JFK represented a new time in American History for those of us who were born just as World War II was ending.  I had been raised in a family of longtime Democrats.  My paternal grandparents were as dyed in the wool Democratic Party as you could get for the time.  They were active in local politics and served on many committees.  My grandmother was president of the Jane Jefferson Club in my hometown.  Grandpa was an Adlai Stevenson man.  When Kennedy was chosen to represent the Party in his bid for the Presidency, I have not doubt that they supported him because he was loyal to the party.

To me, Kennedy was a bit of "fresh air."  He was not like the politicians that my grandfather talked about.  Kennedy had the "cool" factor.  He was young, handsome, smart, had a great accent, and of course, I adored Jackie Kennedy.  I listened to his speeches when I could, and I felt the hope for the future that he seemed to bring to our country.  I had hope that he would bring great progress to the Civil Rights Movement.
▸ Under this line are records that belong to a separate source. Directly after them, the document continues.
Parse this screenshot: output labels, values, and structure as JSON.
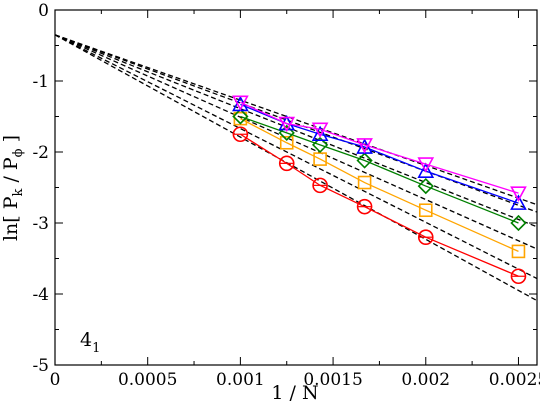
{
  "chart_data": {
    "type": "scatter",
    "xlabel": "1 / N",
    "ylabel": {
      "prefix": "ln[ P",
      "sub1": "k",
      "middle": " / P",
      "sub2": "ϕ",
      "suffix": " ]"
    },
    "annotation": {
      "base": "4",
      "sub": "1"
    },
    "xlim": [
      0,
      0.0026
    ],
    "ylim": [
      -5,
      0
    ],
    "xticks": [
      0,
      0.0005,
      0.001,
      0.0015,
      0.002,
      0.0025
    ],
    "xtick_labels": [
      "0",
      "0.0005",
      "0.001",
      "0.0015",
      "0.002",
      "0.0025"
    ],
    "yticks": [
      0,
      -1,
      -2,
      -3,
      -4,
      -5
    ],
    "ytick_labels": [
      "0",
      "-1",
      "-2",
      "-3",
      "-4",
      "-5"
    ],
    "grid": false,
    "legend": "none",
    "x": [
      0.001,
      0.00125,
      0.00143,
      0.00167,
      0.002,
      0.0025
    ],
    "series": [
      {
        "color": "#ff0000",
        "marker": "circle",
        "y": [
          -1.75,
          -2.16,
          -2.47,
          -2.77,
          -3.2,
          -3.75
        ]
      },
      {
        "color": "#ffa500",
        "marker": "square",
        "y": [
          -1.53,
          -1.87,
          -2.1,
          -2.43,
          -2.82,
          -3.4
        ]
      },
      {
        "color": "#008000",
        "marker": "diamond",
        "y": [
          -1.5,
          -1.73,
          -1.9,
          -2.12,
          -2.48,
          -3.0
        ]
      },
      {
        "color": "#0000ff",
        "marker": "triangle-up",
        "y": [
          -1.33,
          -1.6,
          -1.75,
          -1.93,
          -2.27,
          -2.72
        ]
      },
      {
        "color": "#ff00ff",
        "marker": "triangle-down",
        "y": [
          -1.3,
          -1.6,
          -1.68,
          -1.9,
          -2.17,
          -2.58
        ]
      }
    ],
    "fit_lines": [
      {
        "color": "#000000",
        "style": "dashed",
        "y0": -0.35,
        "y_at_0.0025": -3.95
      },
      {
        "color": "#000000",
        "style": "dashed",
        "y0": -0.35,
        "y_at_0.0025": -3.65
      },
      {
        "color": "#000000",
        "style": "dashed",
        "y0": -0.35,
        "y_at_0.0025": -3.25
      },
      {
        "color": "#000000",
        "style": "dashed",
        "y0": -0.35,
        "y_at_0.0025": -2.95
      },
      {
        "color": "#000000",
        "style": "dashed",
        "y0": -0.35,
        "y_at_0.0025": -2.75
      },
      {
        "color": "#000000",
        "style": "dashed",
        "y0": -0.35,
        "y_at_0.0025": -2.65
      }
    ]
  }
}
Our country was so different then.  We had a sort of innocence about us not found in today's society.  I have always believed we lost our innocence as a Nation that day when JFK was assassinated.

Now, we know so many things about Kennedy that are not flattering.  In 1963, I believed in Camelot.      I did not see the Kennedy family as royalty, nor did I believe that they should be treated as such, but I did believe that Kennedy spoke of vision, youth, and optimism. At that time, I did not know that a young girl, just about my own age, Mimi Alford, had been his secret mistress.  I did not know that he treated this young girl just months older than I, so despicably and exploited her youth and her innocence. Trying to reconcile the Kennedy that was a womanizer with the Kennedy that the public saw is no easy task.
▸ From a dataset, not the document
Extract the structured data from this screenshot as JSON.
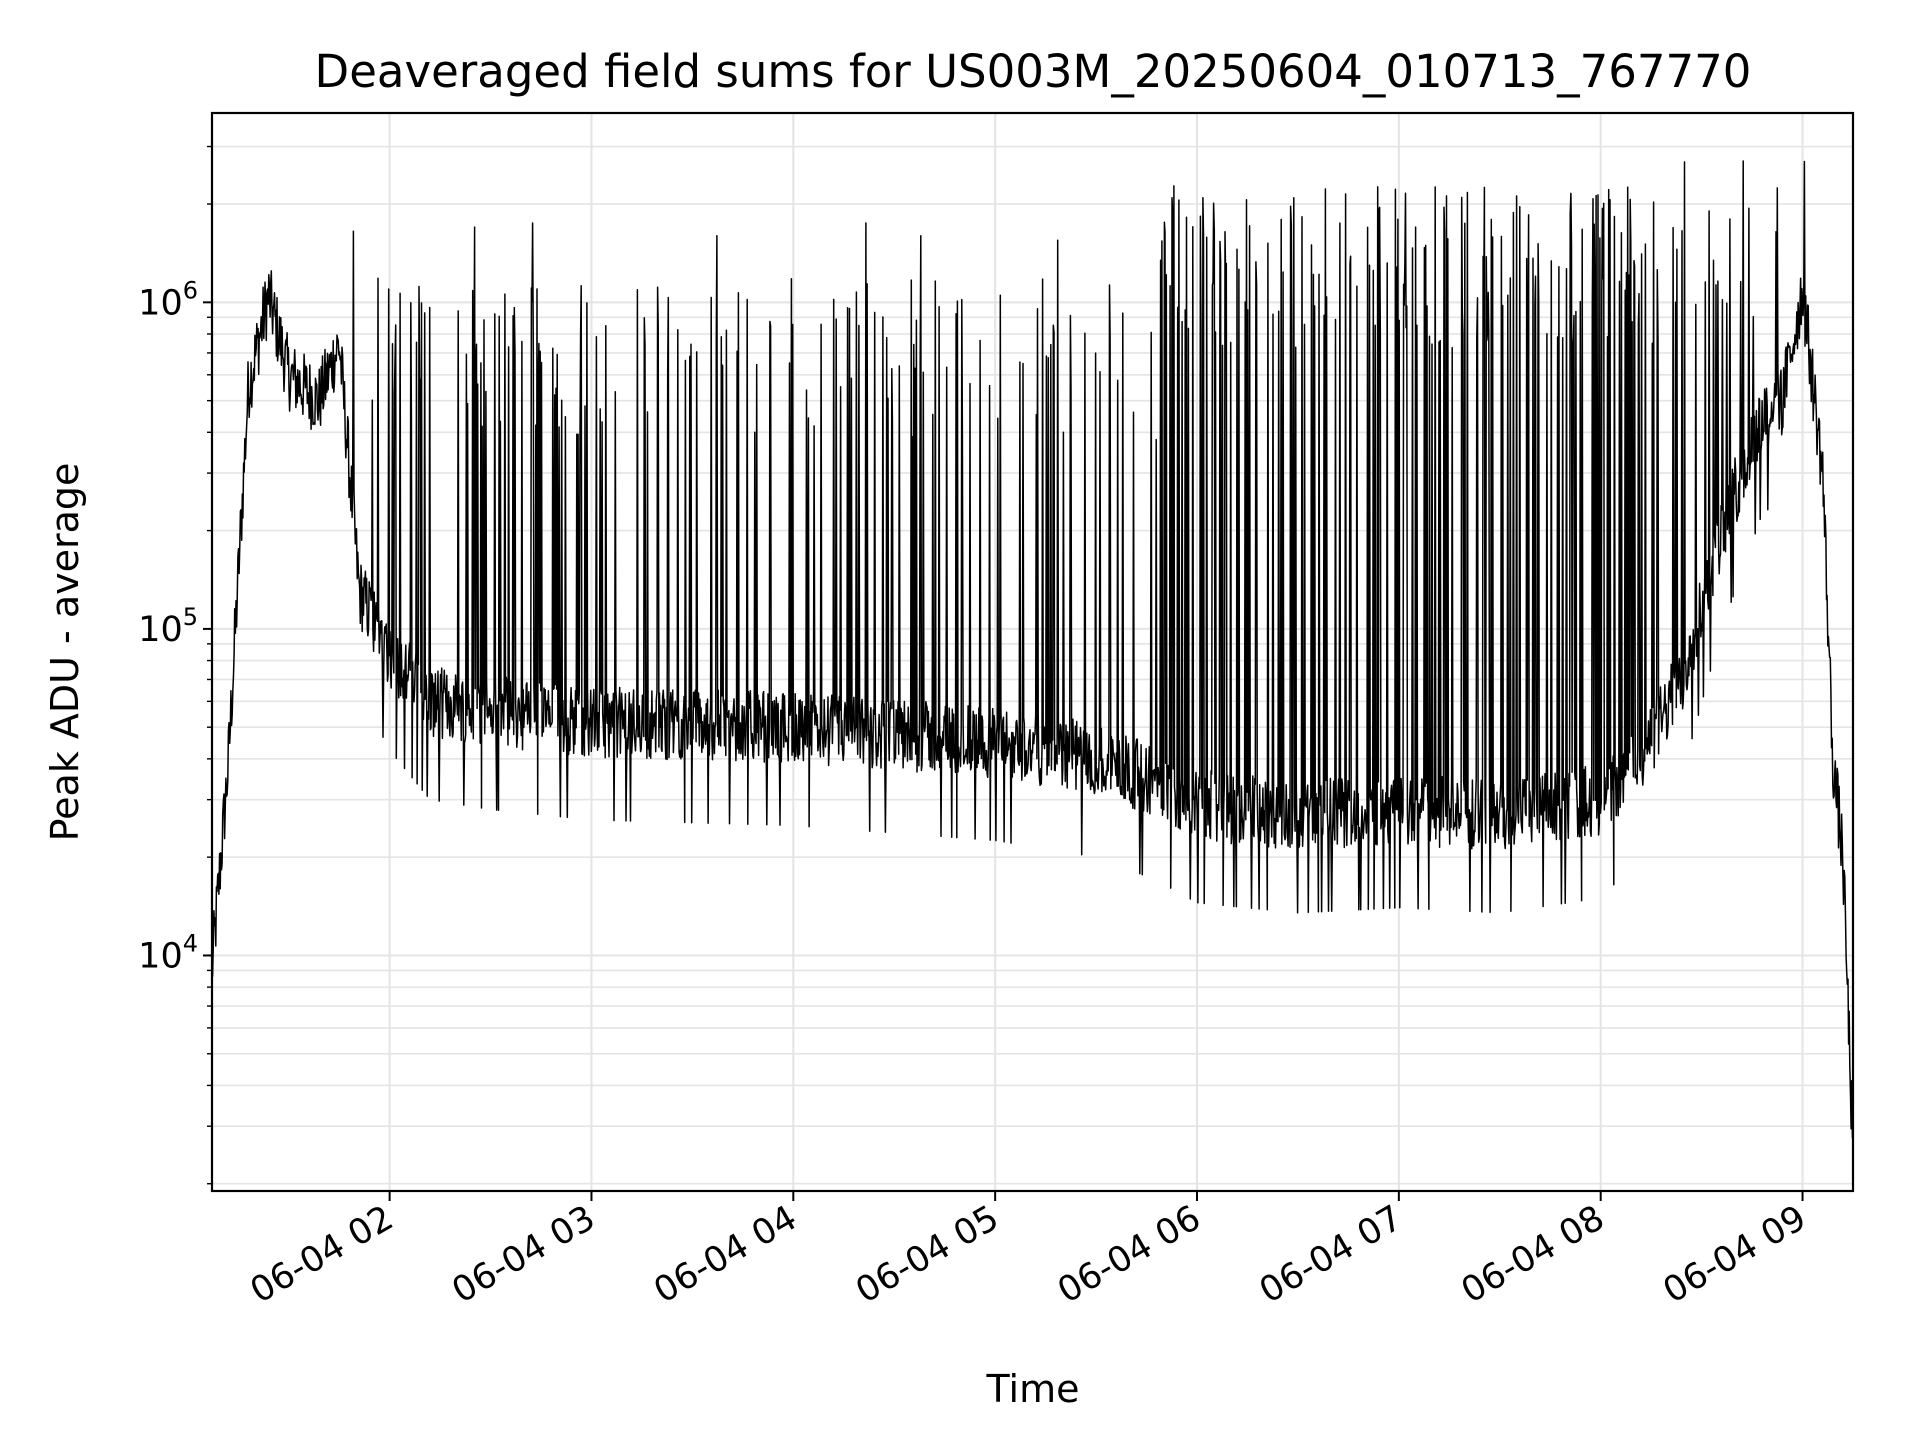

In the end, I choose to remember the vision that he seemed to transmit to those of us that were young when he lived and died.  I am grateful I was born and came of age in those times that spanned the end of World War II until the day, November 22, 1963, when Kennedy was shot.  I take a line from Kennedy's Inaugural given on January 20, 1961 and say, "Yes, Mr. President, you were right.  I would not exchange places with any other people of any other generation.  Thank you for inspiring us with these words so many years ago.  I believe these words still burn deep in the hearts of many from my generation.
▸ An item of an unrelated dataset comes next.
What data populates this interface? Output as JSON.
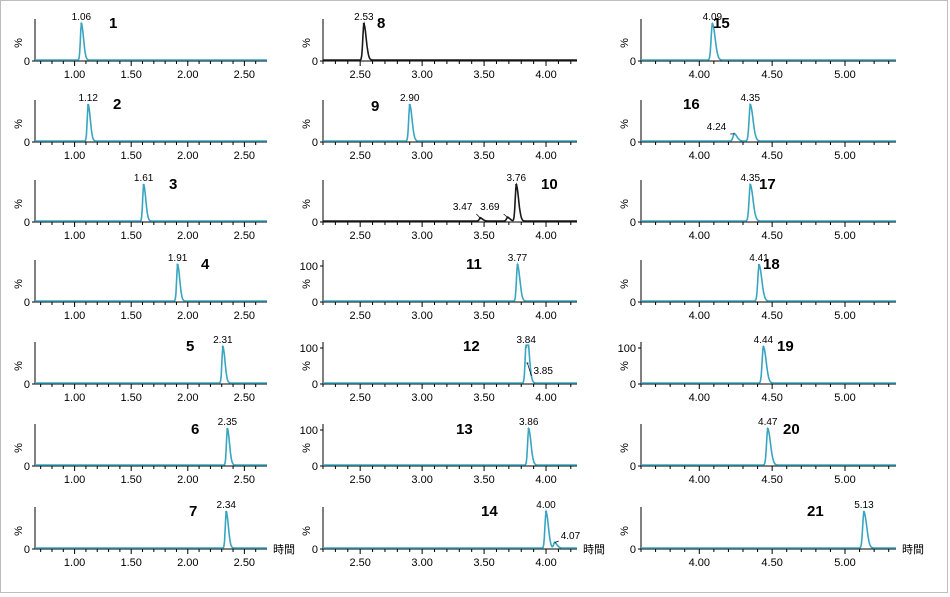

I do not believe that any of us would exchange places with any other people or any other generation. The energy, the faith, the devotion which we bring to this endeavour will light our country and all who serve it. And the glow from that fire can truly light the world.
And so, my fellow Americans, ask not what your country can do for you; ask what you can do for your country.  ~ John F. Kennedy, January 20, 1964.

Kraus, Michael. (1959). The United States to 1865. United States of America: University of Michigan Press.